Sand Creek rope swing gone missing

D.F. Oliveria Staff writer

Don’t you dare tell Berry Picker Arpie that you weren’t impressed by that rope swing that propelled Bonner County youngsters for generations into Sand Creek. He knows it wasn’t a great rope swing. But it was a darn good one. Huckleberries is speaking of the rope swing in the past tense because it disappeared recently, a move that signals the advent of the Sandpoint Bypass. “It was also the most well used and loved I have ever seen,” Arpie reminisced at Huckleberries Online this week. He went on to say the rope swing “was a deciding factor in our family’s move to Sandpoint.” Arpie first spotted the rope almost a dozen years ago as he considered relocating. I’ll let him tell you the rest: “A herd of tough local 10- to 15-year-olds was hanging out around the uphill side of the rope swing close by the railroad tracks on a hot June day, as they have been doing for generations. Being a rope swing connoisseur, I was itching to try this one, but was stymied by how to get a turn with the locals who seemed to rule the place. As I walked up still trying to figure out an angle or at least find the end of the line, a 13-year-old towhead just handed me the rope. Offered like a gift of innocence.” A moment of silence, please.

You don’t exist

At From A Simple Mind, blogmistress Cis tells of her daughter’s friend who lives in her small Bonner County town of Kootenai. Who called Pizza Hut in nearby Ponderay to order a home-delivery pie. Only to find herself talking to someone from – (wait for it) overseas. Can you say outsourcing, baybee? The young woman had to spell the name of the street five times – Brittany Street. The man on the other end of the line had never heard of it. Of course. After 15 minutes, the Pizza Hut responder got the address right. Only to say the Ponderay business doesn’t deliver to that address. He repeated himself when the cuss-tomer sputtered – “what?!” Seems he’d Googled the address and couldn’t locate it. She told him she lived a mile and half away and Pizza Hut had delivered to her before. It didn’t matter. She was Google-less in Kootenai. So she hung up. Where’s Seinfeld when you need him?

Huckleberries

You can have your robins, crocuses and other traditional harbingers of spring. Marianne Love/Slight Detour knows spring is on the way when “American Idol” launches its new TV season, as it did Tuesday night … Of course, Thom George and all Major League Baseball fans know that spring arrives when pitchers and catchers report for spring training. Which will be on Valentine’s Day in several spring training venues this year … Ryan Brodwater/Otis G Experience finally understands why a woman obsesses with shoes.

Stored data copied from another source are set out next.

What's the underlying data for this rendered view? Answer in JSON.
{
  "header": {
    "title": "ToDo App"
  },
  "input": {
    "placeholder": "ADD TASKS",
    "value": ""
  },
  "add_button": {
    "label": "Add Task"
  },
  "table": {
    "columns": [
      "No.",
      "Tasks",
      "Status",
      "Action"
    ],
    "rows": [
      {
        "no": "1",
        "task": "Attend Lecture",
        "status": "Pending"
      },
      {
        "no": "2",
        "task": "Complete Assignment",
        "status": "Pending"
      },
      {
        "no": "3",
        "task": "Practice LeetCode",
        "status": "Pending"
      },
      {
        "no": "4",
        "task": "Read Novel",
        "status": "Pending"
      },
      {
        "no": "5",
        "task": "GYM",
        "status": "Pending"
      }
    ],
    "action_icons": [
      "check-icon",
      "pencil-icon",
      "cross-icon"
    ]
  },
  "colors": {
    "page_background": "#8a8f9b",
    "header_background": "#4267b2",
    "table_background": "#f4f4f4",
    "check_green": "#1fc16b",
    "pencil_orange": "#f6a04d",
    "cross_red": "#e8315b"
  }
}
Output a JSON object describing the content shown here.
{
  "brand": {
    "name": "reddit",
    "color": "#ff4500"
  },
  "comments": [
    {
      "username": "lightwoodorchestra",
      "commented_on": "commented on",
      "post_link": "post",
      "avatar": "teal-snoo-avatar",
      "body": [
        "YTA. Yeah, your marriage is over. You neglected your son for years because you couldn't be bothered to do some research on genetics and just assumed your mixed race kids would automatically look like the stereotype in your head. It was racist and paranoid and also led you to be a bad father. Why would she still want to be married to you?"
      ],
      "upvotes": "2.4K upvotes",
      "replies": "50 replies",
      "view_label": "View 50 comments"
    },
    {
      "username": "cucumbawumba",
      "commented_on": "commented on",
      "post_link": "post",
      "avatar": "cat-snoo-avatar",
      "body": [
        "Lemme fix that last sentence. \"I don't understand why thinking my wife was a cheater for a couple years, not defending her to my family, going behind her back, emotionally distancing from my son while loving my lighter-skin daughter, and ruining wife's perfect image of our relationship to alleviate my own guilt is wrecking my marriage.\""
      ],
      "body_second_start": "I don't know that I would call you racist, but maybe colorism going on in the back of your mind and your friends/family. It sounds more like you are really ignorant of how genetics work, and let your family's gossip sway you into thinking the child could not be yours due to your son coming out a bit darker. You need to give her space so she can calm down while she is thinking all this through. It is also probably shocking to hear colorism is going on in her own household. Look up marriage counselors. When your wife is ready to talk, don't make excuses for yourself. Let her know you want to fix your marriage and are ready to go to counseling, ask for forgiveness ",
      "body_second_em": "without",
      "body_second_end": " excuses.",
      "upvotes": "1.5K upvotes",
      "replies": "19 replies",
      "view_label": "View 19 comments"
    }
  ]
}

You have to put it in perspective. Males, for example, have the same type of obsession with – (drum roll, please) T-shirts. Which he now dubs: “High heels for boys” … Editorialist Kevin Richert/Idaho Statesman doesn’t think much more than you do of Interior Secretary Dirk Kempthorne’s bonehead decision to spend $236,000 to refurbish his office bathroom. Quote: “In this sense, Kempthorne has managed to turn himself into a poor man’s Larry Craig, who spent 27 years in Congress, toiling in national obscurity, before an airport bathroom arrest turned Craig into a national laughing stock” … In a Jan. 7 editorial, “A Dear John,” Ketchum’s Idaho Mountain Express quoted a miffed Interior Department worker: “If Gale Norton (Kempthorne’s predecessor) needed to shower, at least she was conservative enough to go to the gym in the basement of the building.” At least, Craig misstepped in a public restroom.

In parting

At Huckleberries Online Tuesday, several commenters offered fond remembrances of community booster Mary Lou Piazza, who died the night before following her third bout with cancer. D.J. Nall/Hauser Thoughts provided this glimpse: “I met Mary Lou when she was working at U.S. Bank and loaned us a big sum of money. She’s the only loan officer of all the ones I’ve dealt with that I still remember. While a total professional, she was personable and had so much class.” It’s one thing to put on a nice public face in a social setting. But another to offer the same sunny disposition in a business setting. Sums up D.J. for many who knew Mary Lou: “What a loss.”